A “power slap” that is (still) needed today

The label that published “Mainstream”, Bomba Dischi, whose fortune the album made, today collaborates steadily with the major labels that distribute its works. Indie itself, in the meantime, has effectively become the new pop: a pop that “Mainstream” has helped to redefine, changing the coordinates of Italian song. «He did exactly what he felt like doing at a time when music was practically dead, and young promises had little chance of emerging except on TV. It changed everything. It has been a comet star in recent years. Who knows when the next one will be,” the record’s producer, Marta Venturini, told Rockol. In 2015 the reference author of the Italian mainstream was Francesco “Kekko” Silvestre of Modà, who regularly wrote songs for Alessandra Amoroso, Emma, ​​Annalisa, Francesco Renga, Anna Tatangelo, Dear Jack, Bianca Atzei.
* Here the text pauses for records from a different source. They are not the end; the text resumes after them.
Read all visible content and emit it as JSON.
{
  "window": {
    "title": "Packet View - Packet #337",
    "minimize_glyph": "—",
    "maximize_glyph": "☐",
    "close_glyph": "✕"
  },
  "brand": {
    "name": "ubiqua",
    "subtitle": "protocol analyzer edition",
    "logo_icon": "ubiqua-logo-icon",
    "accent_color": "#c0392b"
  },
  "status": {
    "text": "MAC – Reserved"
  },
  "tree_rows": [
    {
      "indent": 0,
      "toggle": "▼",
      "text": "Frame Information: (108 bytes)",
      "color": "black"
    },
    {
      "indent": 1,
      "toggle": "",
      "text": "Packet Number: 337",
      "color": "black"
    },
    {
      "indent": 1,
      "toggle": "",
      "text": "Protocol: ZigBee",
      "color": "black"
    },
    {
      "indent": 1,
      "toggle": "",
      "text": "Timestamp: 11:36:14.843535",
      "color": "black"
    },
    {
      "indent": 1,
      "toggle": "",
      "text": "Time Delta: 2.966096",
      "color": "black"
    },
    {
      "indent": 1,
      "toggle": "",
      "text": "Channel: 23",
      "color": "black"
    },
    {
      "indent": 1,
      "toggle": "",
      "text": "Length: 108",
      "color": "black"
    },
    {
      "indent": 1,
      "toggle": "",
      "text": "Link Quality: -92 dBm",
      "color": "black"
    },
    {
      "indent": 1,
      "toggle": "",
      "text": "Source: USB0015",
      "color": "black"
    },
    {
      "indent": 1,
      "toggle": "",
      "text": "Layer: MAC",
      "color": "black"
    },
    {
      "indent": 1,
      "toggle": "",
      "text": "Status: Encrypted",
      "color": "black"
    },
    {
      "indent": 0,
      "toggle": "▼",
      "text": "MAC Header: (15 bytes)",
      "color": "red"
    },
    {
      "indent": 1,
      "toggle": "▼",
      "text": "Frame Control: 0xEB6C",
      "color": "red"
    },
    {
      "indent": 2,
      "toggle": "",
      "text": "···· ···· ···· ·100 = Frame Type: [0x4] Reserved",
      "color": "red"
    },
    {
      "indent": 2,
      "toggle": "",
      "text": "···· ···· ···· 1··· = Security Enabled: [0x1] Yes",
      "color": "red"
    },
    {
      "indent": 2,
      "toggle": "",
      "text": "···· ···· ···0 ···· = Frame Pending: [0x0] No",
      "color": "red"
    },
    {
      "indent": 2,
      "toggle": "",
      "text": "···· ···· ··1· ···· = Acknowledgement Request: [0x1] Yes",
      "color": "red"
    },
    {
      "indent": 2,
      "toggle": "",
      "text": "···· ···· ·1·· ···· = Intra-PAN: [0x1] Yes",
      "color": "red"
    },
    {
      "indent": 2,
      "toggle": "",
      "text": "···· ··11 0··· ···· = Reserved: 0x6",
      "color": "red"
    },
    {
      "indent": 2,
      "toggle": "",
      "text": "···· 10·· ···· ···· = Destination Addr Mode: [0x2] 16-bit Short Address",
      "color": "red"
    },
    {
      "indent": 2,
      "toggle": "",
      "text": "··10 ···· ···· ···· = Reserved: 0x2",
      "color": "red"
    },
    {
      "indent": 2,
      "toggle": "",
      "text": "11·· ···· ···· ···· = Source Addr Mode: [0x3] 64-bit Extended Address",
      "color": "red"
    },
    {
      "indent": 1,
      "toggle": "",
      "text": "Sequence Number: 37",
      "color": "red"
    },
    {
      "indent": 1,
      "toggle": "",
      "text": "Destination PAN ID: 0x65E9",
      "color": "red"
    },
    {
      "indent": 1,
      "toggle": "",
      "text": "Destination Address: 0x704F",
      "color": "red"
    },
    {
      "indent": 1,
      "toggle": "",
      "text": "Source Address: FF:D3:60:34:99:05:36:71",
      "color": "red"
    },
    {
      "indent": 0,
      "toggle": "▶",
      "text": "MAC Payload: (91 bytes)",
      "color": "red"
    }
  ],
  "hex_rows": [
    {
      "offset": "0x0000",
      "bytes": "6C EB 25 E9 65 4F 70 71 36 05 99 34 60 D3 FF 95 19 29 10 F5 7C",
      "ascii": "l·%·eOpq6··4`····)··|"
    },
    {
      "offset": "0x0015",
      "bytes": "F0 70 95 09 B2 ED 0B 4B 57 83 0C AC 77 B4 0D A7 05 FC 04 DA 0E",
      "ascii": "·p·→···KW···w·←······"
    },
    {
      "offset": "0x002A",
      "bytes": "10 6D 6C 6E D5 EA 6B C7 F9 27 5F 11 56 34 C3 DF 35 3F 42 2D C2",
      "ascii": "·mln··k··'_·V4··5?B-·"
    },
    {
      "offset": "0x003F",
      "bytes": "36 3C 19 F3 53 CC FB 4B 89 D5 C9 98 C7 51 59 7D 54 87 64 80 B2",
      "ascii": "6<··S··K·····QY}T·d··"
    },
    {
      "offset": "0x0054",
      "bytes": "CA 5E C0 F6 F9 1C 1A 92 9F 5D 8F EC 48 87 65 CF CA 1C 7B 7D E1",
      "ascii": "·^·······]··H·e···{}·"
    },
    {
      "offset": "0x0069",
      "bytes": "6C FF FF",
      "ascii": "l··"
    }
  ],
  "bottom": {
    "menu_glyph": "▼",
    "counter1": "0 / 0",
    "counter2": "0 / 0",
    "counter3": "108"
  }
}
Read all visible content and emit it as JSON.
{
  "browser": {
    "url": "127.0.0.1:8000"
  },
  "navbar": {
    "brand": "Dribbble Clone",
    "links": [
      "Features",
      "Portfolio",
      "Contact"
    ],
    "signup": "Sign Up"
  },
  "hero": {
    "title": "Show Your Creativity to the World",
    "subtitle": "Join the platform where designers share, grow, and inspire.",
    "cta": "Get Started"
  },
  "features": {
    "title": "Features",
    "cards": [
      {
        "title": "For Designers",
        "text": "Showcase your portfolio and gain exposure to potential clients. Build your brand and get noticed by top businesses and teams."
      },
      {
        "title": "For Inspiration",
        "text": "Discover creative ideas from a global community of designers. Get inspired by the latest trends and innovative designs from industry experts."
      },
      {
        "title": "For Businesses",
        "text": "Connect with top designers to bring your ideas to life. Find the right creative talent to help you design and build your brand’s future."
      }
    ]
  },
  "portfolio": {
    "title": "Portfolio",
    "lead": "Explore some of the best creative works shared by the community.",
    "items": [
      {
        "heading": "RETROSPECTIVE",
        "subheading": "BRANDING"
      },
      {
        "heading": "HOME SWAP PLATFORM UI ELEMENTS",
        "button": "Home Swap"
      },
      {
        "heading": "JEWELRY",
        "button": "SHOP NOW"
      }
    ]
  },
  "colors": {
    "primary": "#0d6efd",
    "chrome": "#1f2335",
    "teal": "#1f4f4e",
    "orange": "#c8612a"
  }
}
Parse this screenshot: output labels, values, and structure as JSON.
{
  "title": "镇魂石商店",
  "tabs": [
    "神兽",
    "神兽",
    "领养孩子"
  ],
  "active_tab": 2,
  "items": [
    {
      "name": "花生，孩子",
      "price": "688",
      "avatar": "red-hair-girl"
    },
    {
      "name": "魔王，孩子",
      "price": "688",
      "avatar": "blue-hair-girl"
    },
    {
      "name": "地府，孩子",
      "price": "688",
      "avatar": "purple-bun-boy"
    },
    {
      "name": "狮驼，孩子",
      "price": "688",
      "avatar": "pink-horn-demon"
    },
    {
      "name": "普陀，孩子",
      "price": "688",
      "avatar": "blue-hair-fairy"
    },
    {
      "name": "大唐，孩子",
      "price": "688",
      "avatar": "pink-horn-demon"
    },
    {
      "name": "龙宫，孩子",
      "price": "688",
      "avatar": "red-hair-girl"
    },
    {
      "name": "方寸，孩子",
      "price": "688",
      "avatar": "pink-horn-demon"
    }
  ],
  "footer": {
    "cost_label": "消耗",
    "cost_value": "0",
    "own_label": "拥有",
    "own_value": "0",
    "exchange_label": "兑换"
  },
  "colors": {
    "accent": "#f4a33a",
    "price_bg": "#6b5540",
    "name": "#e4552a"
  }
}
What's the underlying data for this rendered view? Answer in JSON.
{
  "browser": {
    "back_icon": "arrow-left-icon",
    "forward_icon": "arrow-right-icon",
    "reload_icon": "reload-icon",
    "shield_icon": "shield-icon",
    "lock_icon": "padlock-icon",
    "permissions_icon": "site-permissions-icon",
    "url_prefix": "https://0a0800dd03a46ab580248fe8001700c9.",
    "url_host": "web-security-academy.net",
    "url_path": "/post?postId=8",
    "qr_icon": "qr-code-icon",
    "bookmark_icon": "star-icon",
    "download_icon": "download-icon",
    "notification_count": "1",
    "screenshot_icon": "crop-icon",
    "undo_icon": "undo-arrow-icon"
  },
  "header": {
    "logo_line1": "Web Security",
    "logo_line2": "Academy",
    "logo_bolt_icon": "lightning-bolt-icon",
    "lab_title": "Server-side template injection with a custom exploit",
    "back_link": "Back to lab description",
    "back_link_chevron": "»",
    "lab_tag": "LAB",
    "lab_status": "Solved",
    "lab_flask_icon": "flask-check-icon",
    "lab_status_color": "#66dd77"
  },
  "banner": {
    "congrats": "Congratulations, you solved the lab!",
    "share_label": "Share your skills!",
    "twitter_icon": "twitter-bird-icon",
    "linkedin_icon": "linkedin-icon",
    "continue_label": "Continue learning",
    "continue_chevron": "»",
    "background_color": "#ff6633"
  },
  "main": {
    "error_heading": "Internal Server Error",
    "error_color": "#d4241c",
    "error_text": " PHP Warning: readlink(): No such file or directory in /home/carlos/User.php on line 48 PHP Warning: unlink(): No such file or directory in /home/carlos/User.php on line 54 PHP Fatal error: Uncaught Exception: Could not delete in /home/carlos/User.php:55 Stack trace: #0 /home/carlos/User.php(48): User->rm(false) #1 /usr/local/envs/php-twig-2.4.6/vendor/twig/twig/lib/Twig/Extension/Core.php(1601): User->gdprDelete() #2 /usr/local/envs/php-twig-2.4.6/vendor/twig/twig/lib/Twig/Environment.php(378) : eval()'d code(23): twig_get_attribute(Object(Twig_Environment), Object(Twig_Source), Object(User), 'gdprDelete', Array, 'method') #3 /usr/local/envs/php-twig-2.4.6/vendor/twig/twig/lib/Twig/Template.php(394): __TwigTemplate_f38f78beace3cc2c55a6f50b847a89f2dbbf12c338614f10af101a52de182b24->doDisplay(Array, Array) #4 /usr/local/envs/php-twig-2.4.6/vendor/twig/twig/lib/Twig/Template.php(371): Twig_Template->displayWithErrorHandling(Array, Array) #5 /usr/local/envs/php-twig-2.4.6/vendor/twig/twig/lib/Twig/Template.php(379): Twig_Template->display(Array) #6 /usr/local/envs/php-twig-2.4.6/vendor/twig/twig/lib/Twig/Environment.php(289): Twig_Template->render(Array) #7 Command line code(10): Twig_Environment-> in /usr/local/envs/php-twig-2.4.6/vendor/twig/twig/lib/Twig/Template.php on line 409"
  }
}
At the Sanremo Festival that year Silvestre had three songs competing as an author: “Una finestra tra le stelle” by Annalisa, “Il solo al mondo” by Bianca Atzei and “Libera” by Anna Tatangelo. Today the situation is not much different from then. At the last Sanremo Festival, 70% of the songs were signed by eleven recurring authors. Davide Petrella is everywhere: «Carried by the feats / thick, same names / carried by the rit. written by the same authors / and every year the bar is lowered / I try to do limbo with my head touching the ground / I remind you, child, who would you be with this slap / without Sanremo, without the summer, without Petrella / patience is over», sings Marracash in the emblematic verses of “Power slap”. And so “Mainstream”, ten years later, sounds like the last, true moment in which someone managed to move the axis. Who knows, maybe the time is ripe to give Italian pop a new “power slap”.